Illinois’ credit rating is in a free fall. Rating agencies have downgraded Illinois 13 times under Gov. Pat Quinn. Most recently, Moody’s Investors Service reduced Illinois’ credit rating to A3 from Aa3 – just four notches above junk status. Even before this downgrade, Illinois already had the worst credit rating in the nation.
Illinois’ constant rating downgrades have very real costs. The most immediate cost is in the form of more expensive borrowing rates for the state. The government already pays nearly 1.5 percentage points more than what the highest-rated states pay for 10-year bonds.

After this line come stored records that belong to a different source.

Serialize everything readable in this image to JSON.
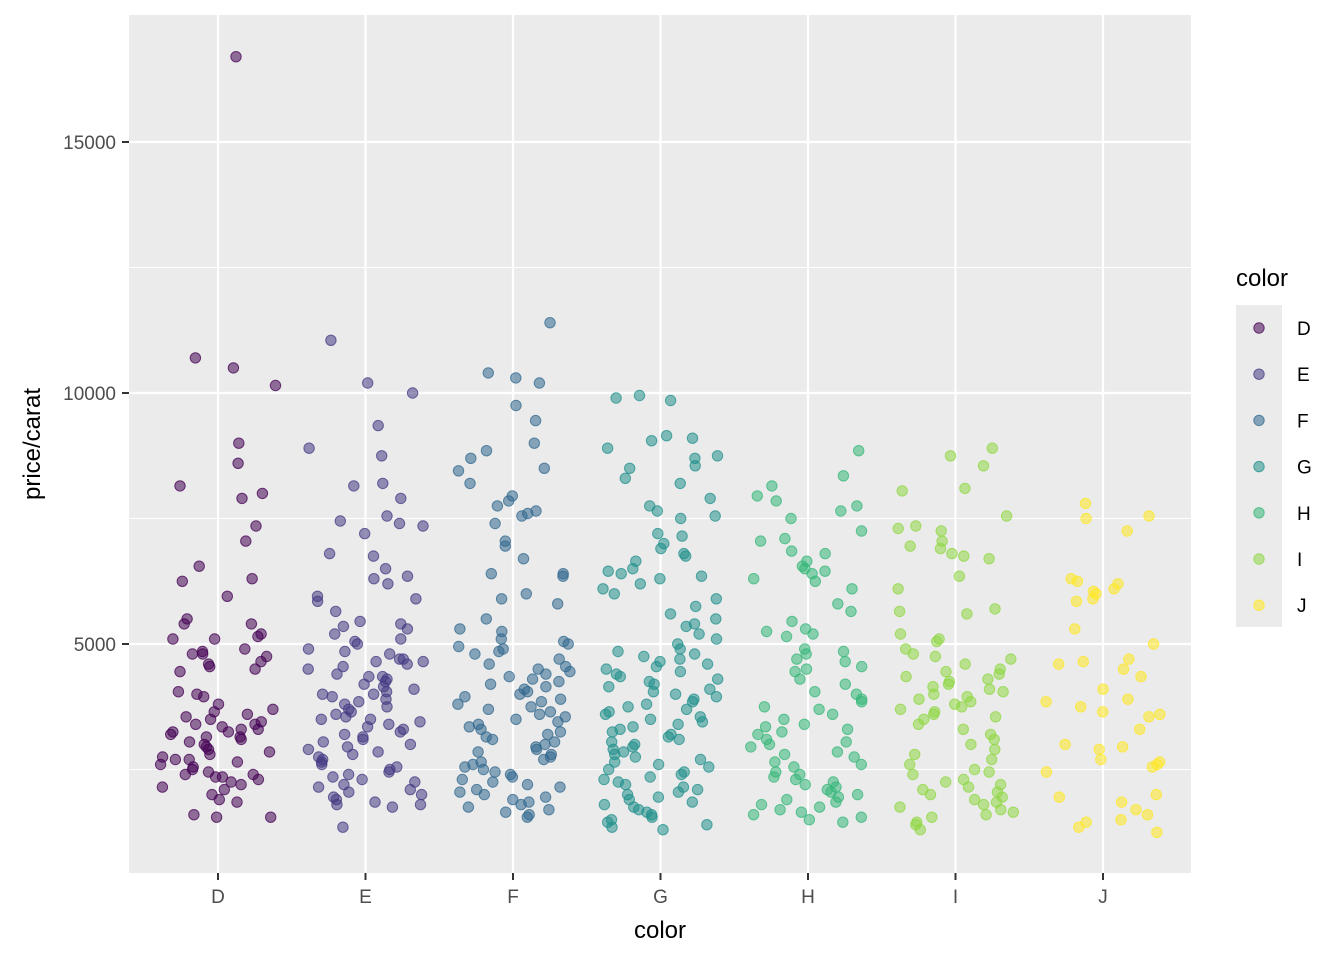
{
  "chart_data": {
    "type": "scatter",
    "subtype": "jitter",
    "title": "",
    "xlabel": "color",
    "ylabel": "price/carat",
    "categories": [
      "D",
      "E",
      "F",
      "G",
      "H",
      "I",
      "J"
    ],
    "y_ticks": [
      5000,
      10000,
      15000
    ],
    "y_tick_labels": [
      "5000",
      "10000",
      "15000"
    ],
    "ylim": [
      700,
      17300
    ],
    "grid": true,
    "legend": {
      "title": "color",
      "position": "right",
      "entries": [
        "D",
        "E",
        "F",
        "G",
        "H",
        "I",
        "J"
      ]
    },
    "colors": {
      "D": "#440154",
      "E": "#443A83",
      "F": "#31688E",
      "G": "#21908C",
      "H": "#35B779",
      "I": "#8FD744",
      "J": "#FDE725"
    },
    "series": [
      {
        "name": "D",
        "values": [
          16700,
          10700,
          10500,
          10150,
          9000,
          8600,
          8150,
          8000,
          7900,
          7350,
          7050,
          6550,
          6300,
          6250,
          5950,
          5500,
          5400,
          5400,
          5200,
          5150,
          5100,
          5100,
          4900,
          4850,
          4800,
          4800,
          4750,
          4650,
          4600,
          4550,
          4500,
          4450,
          4050,
          4000,
          3950,
          3800,
          3700,
          3650,
          3600,
          3550,
          3500,
          3450,
          3400,
          3400,
          3350,
          3300,
          3300,
          3250,
          3250,
          3200,
          3150,
          3150,
          3100,
          3050,
          3000,
          2950,
          2900,
          2850,
          2800,
          2750,
          2700,
          2700,
          2650,
          2600,
          2550,
          2500,
          2450,
          2400,
          2400,
          2350,
          2350,
          2300,
          2250,
          2200,
          2150,
          2100,
          2000,
          1900,
          1850,
          1600,
          1550,
          1550
        ]
      },
      {
        "name": "E",
        "values": [
          11050,
          10200,
          10000,
          9350,
          8900,
          8750,
          8200,
          8150,
          7900,
          7550,
          7450,
          7400,
          7350,
          7200,
          6800,
          6750,
          6500,
          6350,
          6300,
          6200,
          5950,
          5900,
          5850,
          5650,
          5450,
          5400,
          5350,
          5300,
          5200,
          5100,
          5050,
          5000,
          4900,
          4850,
          4800,
          4700,
          4700,
          4650,
          4650,
          4600,
          4550,
          4500,
          4400,
          4350,
          4350,
          4300,
          4250,
          4200,
          4150,
          4100,
          4050,
          4000,
          4000,
          3950,
          3900,
          3850,
          3800,
          3750,
          3700,
          3650,
          3600,
          3550,
          3500,
          3500,
          3450,
          3400,
          3350,
          3300,
          3250,
          3200,
          3150,
          3100,
          3050,
          3000,
          2950,
          2900,
          2850,
          2800,
          2750,
          2700,
          2650,
          2600,
          2550,
          2500,
          2450,
          2400,
          2350,
          2300,
          2250,
          2200,
          2150,
          2100,
          2050,
          2000,
          1950,
          1900,
          1850,
          1800,
          1800,
          1750,
          1350
        ]
      },
      {
        "name": "F",
        "values": [
          11400,
          10400,
          10300,
          10200,
          9750,
          9450,
          9000,
          8850,
          8700,
          8500,
          8450,
          8200,
          7950,
          7850,
          7750,
          7650,
          7600,
          7550,
          7400,
          7050,
          6950,
          6700,
          6400,
          6400,
          6350,
          6000,
          5900,
          5800,
          5500,
          5300,
          5250,
          5100,
          5050,
          5000,
          4950,
          4900,
          4850,
          4800,
          4700,
          4600,
          4550,
          4500,
          4450,
          4400,
          4350,
          4300,
          4250,
          4200,
          4150,
          4100,
          4050,
          4000,
          3950,
          3900,
          3850,
          3800,
          3750,
          3700,
          3650,
          3600,
          3550,
          3500,
          3450,
          3400,
          3350,
          3300,
          3250,
          3200,
          3150,
          3100,
          3050,
          3000,
          2950,
          2900,
          2850,
          2800,
          2750,
          2700,
          2650,
          2600,
          2550,
          2500,
          2450,
          2400,
          2350,
          2300,
          2250,
          2200,
          2150,
          2100,
          2050,
          2000,
          1950,
          1900,
          1850,
          1800,
          1750,
          1700,
          1650,
          1600,
          1550
        ]
      },
      {
        "name": "G",
        "values": [
          9950,
          9900,
          9850,
          9150,
          9100,
          9050,
          8900,
          8750,
          8700,
          8550,
          8500,
          8300,
          8200,
          7900,
          7750,
          7650,
          7550,
          7500,
          7200,
          7150,
          7000,
          6900,
          6800,
          6750,
          6650,
          6500,
          6450,
          6400,
          6350,
          6300,
          6200,
          6100,
          6000,
          5900,
          5750,
          5600,
          5500,
          5400,
          5350,
          5200,
          5100,
          5000,
          4900,
          4850,
          4800,
          4750,
          4700,
          4650,
          4600,
          4550,
          4500,
          4450,
          4400,
          4350,
          4300,
          4250,
          4200,
          4150,
          4100,
          4050,
          4000,
          3950,
          3900,
          3850,
          3800,
          3750,
          3700,
          3650,
          3600,
          3550,
          3500,
          3450,
          3400,
          3350,
          3300,
          3250,
          3200,
          3150,
          3100,
          3050,
          3000,
          2950,
          2900,
          2850,
          2800,
          2750,
          2700,
          2650,
          2600,
          2550,
          2500,
          2450,
          2400,
          2350,
          2300,
          2250,
          2200,
          2150,
          2100,
          2050,
          2000,
          1950,
          1900,
          1850,
          1800,
          1750,
          1700,
          1650,
          1600,
          1550,
          1500,
          1450,
          1400,
          1350,
          1300
        ]
      },
      {
        "name": "H",
        "values": [
          8850,
          8350,
          8150,
          7950,
          7850,
          7750,
          7650,
          7500,
          7250,
          7100,
          7050,
          6850,
          6800,
          6650,
          6550,
          6500,
          6450,
          6400,
          6300,
          6250,
          6100,
          5800,
          5650,
          5450,
          5300,
          5250,
          5200,
          5150,
          4900,
          4850,
          4800,
          4700,
          4650,
          4550,
          4500,
          4450,
          4300,
          4200,
          4050,
          4000,
          3900,
          3850,
          3750,
          3700,
          3600,
          3500,
          3400,
          3350,
          3300,
          3250,
          3200,
          3100,
          3050,
          3000,
          2950,
          2850,
          2800,
          2750,
          2650,
          2600,
          2550,
          2450,
          2400,
          2350,
          2300,
          2250,
          2200,
          2150,
          2100,
          2050,
          2000,
          1950,
          1900,
          1850,
          1800,
          1750,
          1700,
          1650,
          1600,
          1550,
          1500,
          1450
        ]
      },
      {
        "name": "I",
        "values": [
          8900,
          8750,
          8550,
          8100,
          8050,
          7550,
          7350,
          7300,
          7250,
          7050,
          6950,
          6900,
          6800,
          6750,
          6700,
          6350,
          6100,
          5700,
          5650,
          5600,
          5200,
          5100,
          5050,
          4900,
          4800,
          4750,
          4700,
          4600,
          4500,
          4450,
          4400,
          4350,
          4300,
          4250,
          4200,
          4150,
          4100,
          4050,
          4000,
          3950,
          3900,
          3850,
          3800,
          3750,
          3700,
          3650,
          3600,
          3550,
          3500,
          3400,
          3300,
          3200,
          3100,
          3000,
          2900,
          2800,
          2700,
          2600,
          2500,
          2450,
          2400,
          2300,
          2250,
          2200,
          2150,
          2100,
          2050,
          2000,
          1950,
          1900,
          1850,
          1800,
          1750,
          1700,
          1650,
          1600,
          1550,
          1450,
          1400,
          1300
        ]
      },
      {
        "name": "J",
        "values": [
          7800,
          7550,
          7500,
          7250,
          6300,
          6250,
          6200,
          6100,
          6050,
          6000,
          5900,
          5850,
          5300,
          5000,
          4700,
          4650,
          4600,
          4500,
          4350,
          4100,
          3900,
          3850,
          3750,
          3650,
          3600,
          3550,
          3300,
          3000,
          2950,
          2900,
          2700,
          2650,
          2600,
          2550,
          2450,
          2000,
          1950,
          1850,
          1700,
          1600,
          1500,
          1450,
          1350,
          1250
        ]
      }
    ]
  }
}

This means hundreds of millions of dollars in additional interest costs over the next decade — money that could be used to lower taxes or pay for education, public safety and infrastructure. Illinois could also use this money to pay down its $100 billion unfunded pension liability.
But the increased cost of state borrowing pales in comparison to the pain suffered by local governments and the people of Illinois. While most of the focus has been on more expensive borrowing for the state, it is important to highlight these dangerous consequences:
- Local governments will be hurt. Credit downgrades don’t just hurt the state government; public universities and local governments will be part of the collateral damage. Just like Illinois, their credit ratings will be dragged down, meaning that loans necessary for investment will be more expensive. The damage from Illinois’ overspending reaches all the way into public classrooms, libraries and other local services. All Illinois citizens — not just public workers — have a stake in reforming the state pension system.

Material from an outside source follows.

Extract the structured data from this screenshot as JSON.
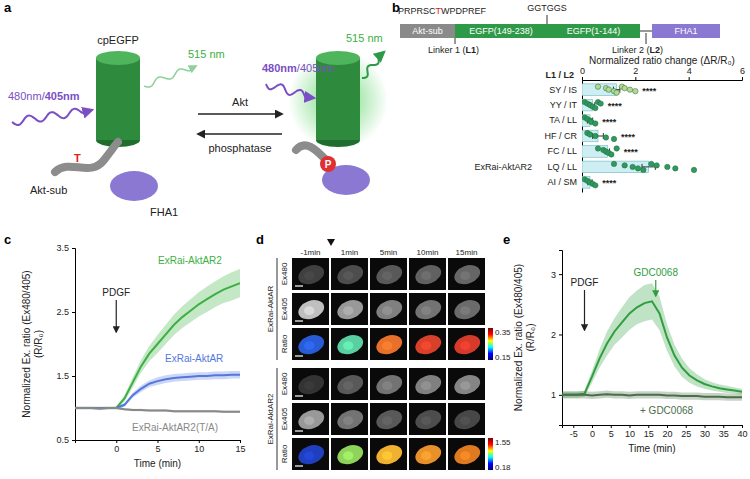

- The state’s economic outlook suffers. The state is already ranked 39th in entrepreneurial activity and 48th in economic outlook by the Kauffman Foundation. Illinois’ credit downgrades and budget crisis make tax hikes more likely, creating an even riskier place for entrepreneurs to establish new businesses.
- Four steps away from “junk bond” status. More downgrades may dramatically worsen the state’s crisis. Illinois’ credit rating is only four steps away from “junk bond” status. “Junk bonds” are considered too risky for many retirement and investment funds. If Illinois reaches this point, these funds will no longer be able to invest in the state’s bonds. Such a downgrade would magnify the consequences of Illinois’ poor credit rating. This would further exacerbate Illinois’ credit and budget crisis.

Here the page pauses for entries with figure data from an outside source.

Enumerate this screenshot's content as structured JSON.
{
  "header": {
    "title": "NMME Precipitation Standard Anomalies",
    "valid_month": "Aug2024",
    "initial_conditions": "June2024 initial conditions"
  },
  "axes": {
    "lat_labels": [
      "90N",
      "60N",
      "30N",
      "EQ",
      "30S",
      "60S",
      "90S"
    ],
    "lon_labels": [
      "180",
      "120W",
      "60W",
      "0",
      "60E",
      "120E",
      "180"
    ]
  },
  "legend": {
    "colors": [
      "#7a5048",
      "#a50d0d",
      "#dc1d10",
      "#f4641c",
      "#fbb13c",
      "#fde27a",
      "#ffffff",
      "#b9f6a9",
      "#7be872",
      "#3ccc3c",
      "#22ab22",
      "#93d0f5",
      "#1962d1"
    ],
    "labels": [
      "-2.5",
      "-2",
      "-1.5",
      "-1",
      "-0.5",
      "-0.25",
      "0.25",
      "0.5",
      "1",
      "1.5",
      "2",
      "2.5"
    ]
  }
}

Until the Illinois General Assembly implements bold solutions, including pension reform, Illinois’ most recent downgrade won’t be its last. Future downgrades could lead state lawmakers to push for even higher taxes and put Illinois on the path to insolvency. The legacy of our current government will be defined by its choice between two divergent paths: higher taxes and stagnant growth, or bold reform and the prosperity that follows.